Наверное, похожие истории случались и раньше. Потом французы говорили, что у них были материалы по почти шестидесяти фактам незаконного вывоза людей в Борегар — эмигрантов (в том числе и граждан Франции), не желавших возвращаться «ДиПи». Но, похоже, до поры до времени закрывали глаза. А в конце 1947 года маятник качнулся в другую сторону: началась «холодная война». «Вырубить» ФКП, выбросить ее из политической жизни для правительства стало задачей N1. В коммунистах не без основания видели агентуру Москвы, они уже были отстранены от реальной власти, но оставались влиятельной силой — за ФКП голосовал каждый четвертый избиратель. Заявление о похищении детей пришлось кстати. О, ужас! — в просвещенной Франции русские дурят голову легкомысленным соотечественникам, а те потом воруют малышей. И эти люди имеют здесь свою «пятую колонну» — нашу компартию!
ѕ"Битвы под Борегаром" не случилось. Когда танк остановился напротив КПП, советские офицеры приказали открыть ворота. Девочки действительно находились в лагере. Их передали отцу (интересно, как потом сложились судьбы?). Нашли и оружие — несколько трофейных пулеметов и автоматов, гранаты…

Но делать из Борегара еще и диверсионно-подрывной центр не стали — политика! Все ограничилось газетным и дипломатическим скандалом. Из Франции выслали главу репатриационной группы полковника Филатова и 24 активистов эмигрантского «Союза советских граждан». Москва, понятно, заявила о «грубой политической провокации» и выслала в ответ равнозначную фигуру — главу французской репатриационной миссии в СССР полковника Маркье (хотя и жалели: Маркье симпатизировал Советскому Союзу; он у нас занимался возвращением домой эльзасцев и лотарингцев из числа немецких военнопленных и розысками останков погибших летчиков «Нормандии-Неман»). Лагерь Борегар французы взяли под свой контроль. Впрочем, с 1947 по 1951 год из Франции в СССР вернулось всего 218 человек.

Иссыхание потоков

Борегар — тот случай, когда в деятельности Управления по репатриации сплелось в узел все: моральные задачи, аморальные, политика, спецслужбы, пропагандаѕ Потому и привлек интерес.

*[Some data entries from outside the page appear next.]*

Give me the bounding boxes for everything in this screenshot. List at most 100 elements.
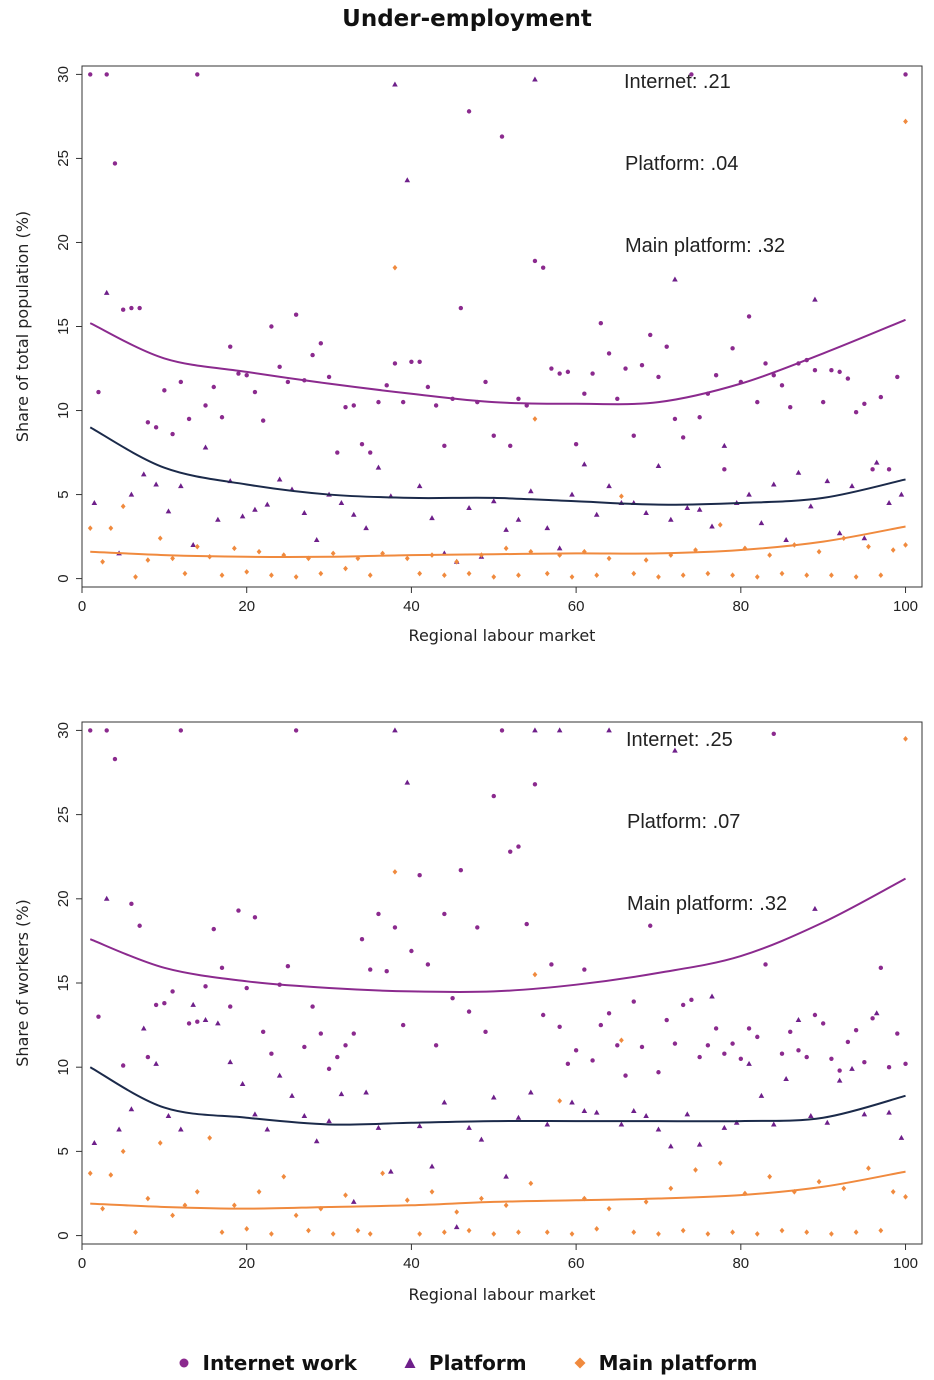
data-point-main-platform (466, 1227, 472, 1234)
data-point-platform (746, 1060, 752, 1066)
data-point-internet (203, 403, 208, 408)
data-point-internet (293, 728, 299, 733)
data-point-main-platform (668, 1185, 674, 1192)
data-point-internet (228, 344, 233, 349)
y-tick-label: 15 (55, 975, 72, 992)
data-point-internet (656, 374, 661, 380)
diamond-marker-icon (574, 1357, 586, 1369)
data-point-internet (236, 908, 241, 913)
data-point-main-platform (194, 1189, 200, 1195)
circle-marker-icon (179, 1358, 189, 1368)
data-point-platform (350, 511, 357, 517)
data-point-internet (442, 911, 447, 917)
data-point-main-platform (903, 1194, 908, 1200)
data-point-platform (606, 727, 612, 733)
data-point-internet (153, 1002, 159, 1008)
data-point-internet (335, 450, 340, 455)
data-point-main-platform (454, 558, 460, 565)
data-point-internet (516, 844, 521, 849)
data-point-main-platform (680, 1227, 686, 1234)
legend-item-main-platform: Main platform (573, 1351, 757, 1375)
data-point-internet (796, 1048, 801, 1053)
data-point-internet (343, 1043, 348, 1048)
data-point-internet (606, 1011, 612, 1016)
data-point-main-platform (404, 555, 410, 562)
data-point-main-platform (120, 1148, 126, 1155)
data-point-internet (680, 1002, 686, 1008)
data-point-internet (137, 923, 142, 928)
data-point-internet (400, 1022, 406, 1028)
data-point-platform (593, 511, 600, 517)
data-point-internet (540, 1012, 546, 1018)
data-point-platform (528, 488, 534, 494)
data-point-main-platform (194, 543, 200, 550)
data-point-platform (165, 1113, 172, 1119)
data-point-internet (829, 1056, 834, 1061)
data-point-internet (162, 1001, 167, 1006)
data-point-internet (137, 305, 142, 311)
data-point-internet (746, 314, 752, 319)
data-point-internet (219, 965, 225, 971)
data-point-internet (557, 371, 562, 376)
data-point-platform (91, 1139, 98, 1145)
data-point-main-platform (643, 1199, 649, 1205)
data-point-main-platform (318, 570, 324, 577)
data-point-main-platform (454, 1209, 460, 1215)
data-point-main-platform (219, 1229, 225, 1236)
correlation-annotation: Main platform: .32 (625, 235, 785, 257)
data-point-internet (384, 383, 389, 388)
data-point-main-platform (87, 1170, 93, 1177)
data-point-internet (870, 1016, 875, 1021)
data-point-internet (532, 258, 538, 264)
data-point-internet (409, 359, 414, 364)
data-point-main-platform (816, 548, 822, 555)
data-point-internet (96, 389, 101, 395)
data-point-platform (202, 1017, 209, 1023)
data-point-main-platform (841, 1185, 847, 1192)
data-point-internet (145, 1054, 151, 1060)
data-point-platform (363, 525, 369, 531)
data-point-platform (140, 471, 147, 477)
data-point-platform (301, 510, 308, 516)
data-point-platform (836, 1077, 843, 1083)
data-point-main-platform (269, 1231, 274, 1237)
data-point-main-platform (479, 1195, 484, 1202)
data-point-platform (733, 1119, 740, 1125)
data-point-internet (195, 1019, 200, 1024)
data-point-internet (508, 849, 513, 854)
data-point-main-platform (491, 1231, 497, 1237)
data-point-platform (515, 516, 522, 522)
data-point-main-platform (244, 1226, 250, 1232)
data-point-internet (540, 265, 546, 270)
chart-title: Under-employment (342, 6, 592, 32)
data-point-main-platform (367, 572, 373, 579)
data-point-platform (338, 1091, 345, 1097)
data-point-main-platform (441, 572, 447, 579)
data-point-internet (582, 967, 587, 972)
data-point-main-platform (441, 1229, 447, 1236)
data-point-main-platform (133, 574, 138, 580)
data-point-platform (453, 1224, 460, 1230)
data-point-main-platform (557, 1098, 563, 1104)
y-tick-label: 0 (55, 574, 72, 582)
data-point-main-platform (108, 1172, 114, 1178)
plot-panel-1: 0 5 10 15 20 25 30 0 20 40 60 80 100 Regional labour … (13, 65, 923, 645)
data-point-platform (252, 1111, 258, 1117)
data-point-internet (664, 1017, 669, 1023)
data-point-internet (392, 361, 398, 366)
data-point-main-platform (293, 574, 299, 580)
data-point-internet (285, 379, 291, 385)
data-point-internet (615, 1043, 620, 1048)
data-point-internet (129, 901, 134, 907)
legend-item-platform: Platform (403, 1351, 527, 1375)
data-point-platform (190, 1001, 196, 1007)
x-tick-label: 100 (893, 598, 918, 615)
x-tick-label: 40 (403, 598, 420, 615)
data-point-internet (845, 376, 851, 381)
data-point-internet (499, 134, 505, 139)
data-point-internet (376, 399, 381, 405)
data-point-platform (165, 508, 172, 514)
data-point-internet (326, 374, 332, 380)
data-point-main-platform (367, 1231, 373, 1237)
data-point-platform (429, 515, 435, 521)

И случился этот конфликт тик в тик тогда, когда должен был случиться. С одной стороны — разгар холодной войны. С другой — репатриационные потоки уже сходили на нет. Если в 1944 году Управление генерала Голикова вернуло в СССР 1 050 398 советских граждан, в 1945-м — 4 514 201 человека, то за шесть лет, с 1946 по 1951 год — только 253 239 человек. Кто хотел — возвратился. Колеблющиеся сделали выбор. Остальные не хотели.

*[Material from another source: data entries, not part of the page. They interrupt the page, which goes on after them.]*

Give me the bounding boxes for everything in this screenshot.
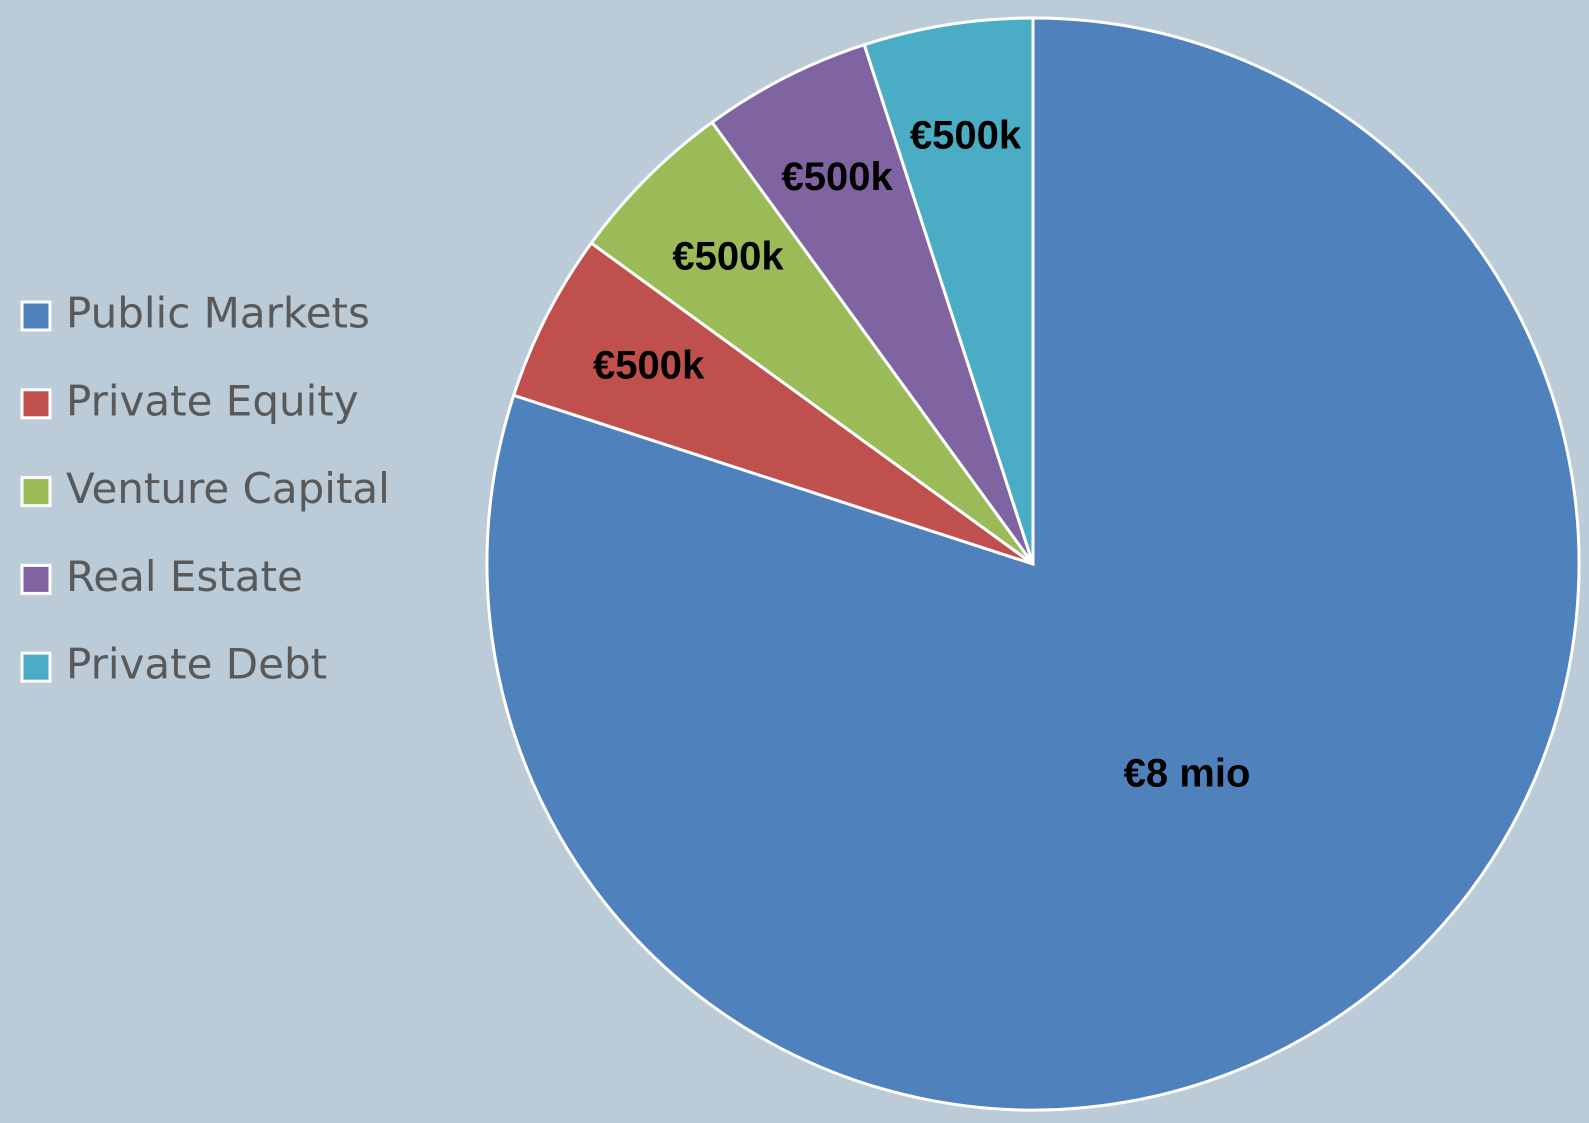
legend-swatch <box>20 476 52 508</box>
pie-slice <box>511 240 1034 566</box>
legend-label: Real Estate <box>66 552 303 601</box>
data-label: €8 mio <box>1124 752 1251 796</box>
legend-swatch <box>20 300 52 332</box>
legend-label: Venture Capital <box>66 464 390 513</box>
data-label: €500k <box>910 114 1022 158</box>
pie-slice <box>589 120 1035 566</box>
data-label: €500k <box>672 235 784 279</box>
legend-swatch <box>20 563 52 595</box>
legend-label: Private Equity <box>66 376 359 425</box>
legend-swatch <box>20 388 52 420</box>
pie-slice <box>709 42 1035 565</box>
data-label: €500k <box>782 155 894 199</box>
data-label: €500k <box>593 344 705 388</box>
legend-swatch <box>20 651 52 683</box>
legend-label: Public Markets <box>66 289 370 338</box>
pie-slice <box>862 16 1035 565</box>
legend-label: Private Debt <box>66 640 327 689</box>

Любопытно, что, хотя в целом поток «ДиПи» усыхал, люди Голикова в поисках возможных одиночных репатриантов забирались в то время в самые удаленные от СССР уголки планеты. Аргентина и Австралия, Ирак и Канада, США и Китай — везде были представители Управления. А может, все проще — памятуя о задачах, которые эта служба попутно наверняка решала? В разгар жесткого противостояния двух систем благородная задача «возвращения блудных сыновей на родину» была хорошей «крышей» для наших спецслужб?

Так или иначе, за неполные семь лет советские органы репатриации возвратили в СССР 5,7 миллиона человек (цифра Павла Поляна).

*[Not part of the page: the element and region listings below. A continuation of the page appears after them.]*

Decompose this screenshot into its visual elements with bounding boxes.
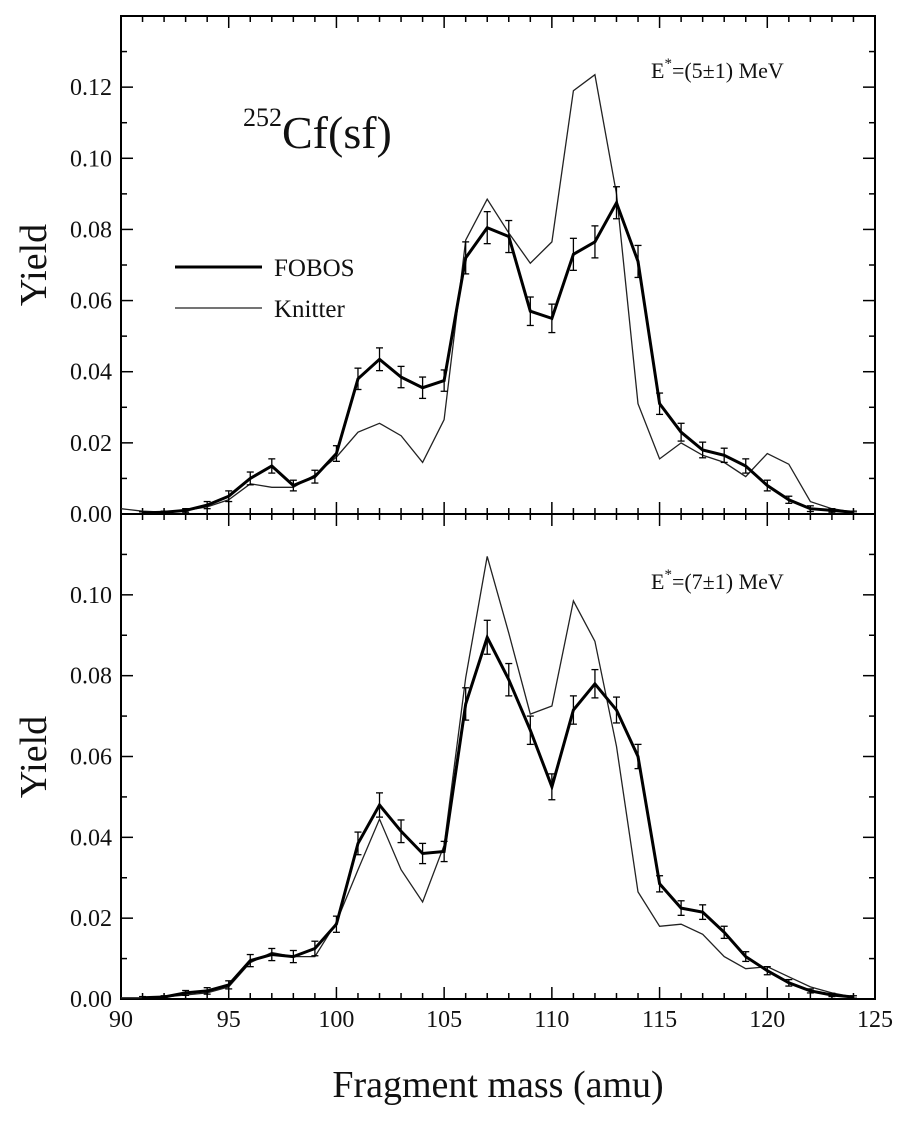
top-y-tick-labels: 0.00 0.02 0.04 0.06 0.08 0.10 0.12 <box>70 75 112 528</box>
x-tick-labels: 90 95 100 105 110 115 120 125 <box>109 1007 893 1033</box>
bottom-fobos-error-bars <box>139 619 857 1000</box>
top-y-tick-label: 0.00 <box>70 502 112 528</box>
nuclide-mass-number: 252 <box>243 103 282 132</box>
bottom-y-tick-label: 0.00 <box>70 987 112 1013</box>
top-knitter-line <box>120 73 854 513</box>
bottom-y-tick-labels: 0.00 0.02 0.04 0.06 0.08 0.10 <box>70 583 112 1013</box>
x-tick-label: 105 <box>426 1007 462 1033</box>
top-fobos-line <box>142 199 854 515</box>
top-y-axis-title: Yield <box>13 224 55 306</box>
top-y-tick-label: 0.10 <box>70 146 112 172</box>
x-axis-title: Fragment mass (amu) <box>332 1064 663 1106</box>
legend: FOBOS Knitter <box>175 255 355 323</box>
top-panel-axes <box>120 15 876 515</box>
bottom-panel-axes <box>120 513 876 1000</box>
x-tick-label: 90 <box>109 1007 133 1033</box>
bottom-y-tick-label: 0.04 <box>70 825 112 851</box>
x-tick-label: 125 <box>857 1007 893 1033</box>
top-y-tick-label: 0.04 <box>70 360 112 386</box>
legend-knitter-label: Knitter <box>274 296 345 323</box>
bottom-y-axis-title: Yield <box>13 716 55 798</box>
top-y-tick-label: 0.08 <box>70 217 112 243</box>
bottom-energy-annotation: E*=(7±1) MeV <box>651 567 784 594</box>
bottom-y-tick-label: 0.06 <box>70 745 112 771</box>
top-panel-frame <box>120 15 876 515</box>
bottom-y-tick-label: 0.08 <box>70 664 112 690</box>
bottom-y-tick-label: 0.02 <box>70 906 112 932</box>
x-tick-label: 95 <box>217 1007 241 1033</box>
x-tick-label: 115 <box>642 1007 677 1033</box>
top-y-tick-label: 0.02 <box>70 431 112 457</box>
x-tick-label: 120 <box>749 1007 785 1033</box>
top-energy-annotation: E*=(5±1) MeV <box>651 56 784 83</box>
nuclide-label: 252Cf(sf) <box>243 103 392 158</box>
top-y-tick-label: 0.06 <box>70 289 112 315</box>
x-tick-label: 100 <box>318 1007 354 1033</box>
top-fobos-error-bars <box>139 186 857 515</box>
x-tick-label: 110 <box>534 1007 569 1033</box>
bottom-fobos-line <box>142 633 854 1000</box>
legend-fobos-label: FOBOS <box>274 255 355 282</box>
bottom-y-tick-label: 0.10 <box>70 583 112 609</box>
top-y-tick-label: 0.12 <box>70 75 112 101</box>
nuclide-name: Cf(sf) <box>282 107 392 158</box>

Сборные пункты репатриантов были анклавами на чужой земле. Порядки, лозунги на стенах, портреты Сталина — попадая сюда, человек понимал: тут уже советская власть. Все, что за пределами, — чужое. Опыт закрытия СССР от мира.
С одной стороны — уникальное по масштабу решение гуманитарной задачи: вернуть домой столько бездомных, голодных, угнанных насильно! С другой — чисто советский цинизм: выгребем всех, люди нужны. А надо — выкрадем. В Борегаре коса нашла на камень. Дали повод говорить про «ГУЛАГ под Парижем».

Впрочем, после этого случая Управление Уполномоченного Совета Министров СССР по делам репатриации граждан СССР (новое название) действовало еще почти шесть лет.

Кто сегодня помнит, что оно вообще существовало?